AIM has been committed to improving conditions faced by Native peoples. They founded institutions to address needs, including the Heart of The Earth School, Little Earth Housing, International Indian Treaty Council, AIM StreetMedics, American Indian Opportunities and Industrialization Centre (one of the largest Indian job training programs), KILI radio, and Indian Legal Rights Centres.

In 1970, several members of AIM, including Dennis Banks and Russell Means, travelled to Mt. Rushmore. They converged at the mountain in order to protest the illegal seizure of the Sioux Nation’s sacred Black Hills by the United States Federal Government. The protest brought the issues of the American Indian Movement to the attention of the media.

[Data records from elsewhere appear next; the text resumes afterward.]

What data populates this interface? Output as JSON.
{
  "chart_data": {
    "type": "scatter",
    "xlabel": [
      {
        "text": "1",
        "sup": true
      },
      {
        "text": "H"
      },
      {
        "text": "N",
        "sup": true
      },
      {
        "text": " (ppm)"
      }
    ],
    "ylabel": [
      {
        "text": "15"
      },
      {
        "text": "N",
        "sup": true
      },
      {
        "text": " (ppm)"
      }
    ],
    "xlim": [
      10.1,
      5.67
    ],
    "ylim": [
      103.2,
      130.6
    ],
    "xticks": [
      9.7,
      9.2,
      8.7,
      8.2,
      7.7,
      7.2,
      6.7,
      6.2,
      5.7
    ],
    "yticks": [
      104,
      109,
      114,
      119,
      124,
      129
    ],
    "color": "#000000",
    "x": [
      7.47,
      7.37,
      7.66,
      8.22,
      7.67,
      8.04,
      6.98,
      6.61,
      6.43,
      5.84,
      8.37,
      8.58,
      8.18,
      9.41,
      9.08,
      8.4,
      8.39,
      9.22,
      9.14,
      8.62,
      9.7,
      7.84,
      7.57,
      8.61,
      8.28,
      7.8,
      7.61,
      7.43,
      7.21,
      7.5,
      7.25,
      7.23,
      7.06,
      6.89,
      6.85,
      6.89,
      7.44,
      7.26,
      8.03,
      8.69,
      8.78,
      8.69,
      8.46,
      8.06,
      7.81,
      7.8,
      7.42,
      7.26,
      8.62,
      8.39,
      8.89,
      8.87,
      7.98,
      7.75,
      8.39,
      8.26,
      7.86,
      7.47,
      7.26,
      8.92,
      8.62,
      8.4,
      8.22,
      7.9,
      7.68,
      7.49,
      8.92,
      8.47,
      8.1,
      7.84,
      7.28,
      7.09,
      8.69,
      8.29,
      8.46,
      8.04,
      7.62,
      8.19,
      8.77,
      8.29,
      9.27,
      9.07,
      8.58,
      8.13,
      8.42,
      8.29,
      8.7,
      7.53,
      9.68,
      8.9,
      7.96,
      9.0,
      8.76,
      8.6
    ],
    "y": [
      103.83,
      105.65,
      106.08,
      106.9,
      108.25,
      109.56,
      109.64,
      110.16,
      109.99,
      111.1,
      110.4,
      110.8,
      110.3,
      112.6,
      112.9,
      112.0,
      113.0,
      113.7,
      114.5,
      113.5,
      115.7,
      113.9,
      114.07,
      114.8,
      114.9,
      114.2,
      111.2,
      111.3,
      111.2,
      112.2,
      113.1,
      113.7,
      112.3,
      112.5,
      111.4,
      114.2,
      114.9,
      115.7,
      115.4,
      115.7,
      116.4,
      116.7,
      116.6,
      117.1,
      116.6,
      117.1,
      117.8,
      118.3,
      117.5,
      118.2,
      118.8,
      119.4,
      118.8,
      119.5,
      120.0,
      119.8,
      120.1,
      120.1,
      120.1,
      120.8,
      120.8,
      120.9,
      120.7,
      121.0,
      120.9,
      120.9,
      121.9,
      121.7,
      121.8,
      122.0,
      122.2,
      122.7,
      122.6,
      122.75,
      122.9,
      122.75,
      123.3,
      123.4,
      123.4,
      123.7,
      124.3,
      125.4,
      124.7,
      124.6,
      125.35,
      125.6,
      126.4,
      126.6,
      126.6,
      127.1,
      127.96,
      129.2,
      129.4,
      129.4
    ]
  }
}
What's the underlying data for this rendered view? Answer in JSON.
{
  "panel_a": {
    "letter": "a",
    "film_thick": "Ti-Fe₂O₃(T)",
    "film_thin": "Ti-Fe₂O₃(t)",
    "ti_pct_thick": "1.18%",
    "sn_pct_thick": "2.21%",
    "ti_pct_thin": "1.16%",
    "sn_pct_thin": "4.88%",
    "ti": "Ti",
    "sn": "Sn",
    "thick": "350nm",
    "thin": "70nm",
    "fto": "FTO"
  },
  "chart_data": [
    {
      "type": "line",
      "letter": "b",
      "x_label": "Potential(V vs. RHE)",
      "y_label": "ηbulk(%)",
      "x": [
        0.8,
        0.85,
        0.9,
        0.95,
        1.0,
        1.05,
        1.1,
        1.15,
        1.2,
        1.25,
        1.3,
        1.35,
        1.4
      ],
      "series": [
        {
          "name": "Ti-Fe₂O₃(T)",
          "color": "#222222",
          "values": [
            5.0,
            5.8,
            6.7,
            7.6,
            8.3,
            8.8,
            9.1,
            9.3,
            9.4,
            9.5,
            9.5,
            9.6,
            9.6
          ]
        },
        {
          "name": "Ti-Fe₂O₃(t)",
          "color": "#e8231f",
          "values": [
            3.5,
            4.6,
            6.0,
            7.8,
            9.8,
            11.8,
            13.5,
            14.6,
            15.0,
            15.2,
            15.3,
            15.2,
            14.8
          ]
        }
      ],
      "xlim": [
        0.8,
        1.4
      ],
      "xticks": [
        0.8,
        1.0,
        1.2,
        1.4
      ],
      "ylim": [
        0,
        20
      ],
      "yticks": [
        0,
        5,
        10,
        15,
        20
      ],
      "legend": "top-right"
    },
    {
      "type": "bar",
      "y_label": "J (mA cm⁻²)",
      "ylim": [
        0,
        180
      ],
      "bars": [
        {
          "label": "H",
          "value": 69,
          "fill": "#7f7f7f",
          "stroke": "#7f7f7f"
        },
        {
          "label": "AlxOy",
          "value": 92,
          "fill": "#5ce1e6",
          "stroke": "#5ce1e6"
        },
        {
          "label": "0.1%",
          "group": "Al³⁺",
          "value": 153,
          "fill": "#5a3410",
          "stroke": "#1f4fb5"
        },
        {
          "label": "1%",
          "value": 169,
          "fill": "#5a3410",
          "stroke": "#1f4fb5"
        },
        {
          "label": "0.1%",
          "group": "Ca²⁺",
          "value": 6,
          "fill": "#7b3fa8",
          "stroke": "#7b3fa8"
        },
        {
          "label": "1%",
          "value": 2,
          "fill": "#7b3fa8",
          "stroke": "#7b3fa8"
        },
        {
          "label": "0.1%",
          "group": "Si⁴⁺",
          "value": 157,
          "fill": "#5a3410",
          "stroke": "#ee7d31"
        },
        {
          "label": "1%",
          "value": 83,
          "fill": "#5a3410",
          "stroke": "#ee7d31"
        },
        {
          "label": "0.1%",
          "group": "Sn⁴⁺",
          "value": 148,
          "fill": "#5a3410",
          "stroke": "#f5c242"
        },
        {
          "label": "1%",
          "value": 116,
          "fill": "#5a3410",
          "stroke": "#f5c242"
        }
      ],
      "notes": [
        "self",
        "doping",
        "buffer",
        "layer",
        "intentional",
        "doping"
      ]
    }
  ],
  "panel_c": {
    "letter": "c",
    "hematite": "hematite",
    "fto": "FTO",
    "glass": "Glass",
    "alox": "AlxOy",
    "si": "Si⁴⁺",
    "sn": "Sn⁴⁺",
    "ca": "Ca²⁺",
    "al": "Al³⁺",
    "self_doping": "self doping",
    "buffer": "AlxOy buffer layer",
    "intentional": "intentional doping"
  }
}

In 1972 at Gordon, Nebraska, an American Indian, Raymond Yellow Thunder was murdered by two white men, Leslie and Melvin Hare. After their trial, the Hares received the minimal sentence of manslaughter. Members of AIM went to Gordon to protest the unjust sentencing. In the winter of 1973, Wesley Bad Heart Bull was stabbed to death at a bar by a white male, Darrell Schmidt. The offender was jailed, but was quickly released on a $5000 bond. He was charged with second degree manslaughter. In protest of the unjust charges, a group of American Indian Movement members travelled to Custer, South Dakota. AIM leaders, Dennis Banks, Russell Means and David Hill held negotiations with the judge in the case, but the talks were not successful. In response to this, the Custer Chamber of Commerce building, two patrol cars, and a sign were burned down. Many of the AIM demonstrators were jailed due to the protest.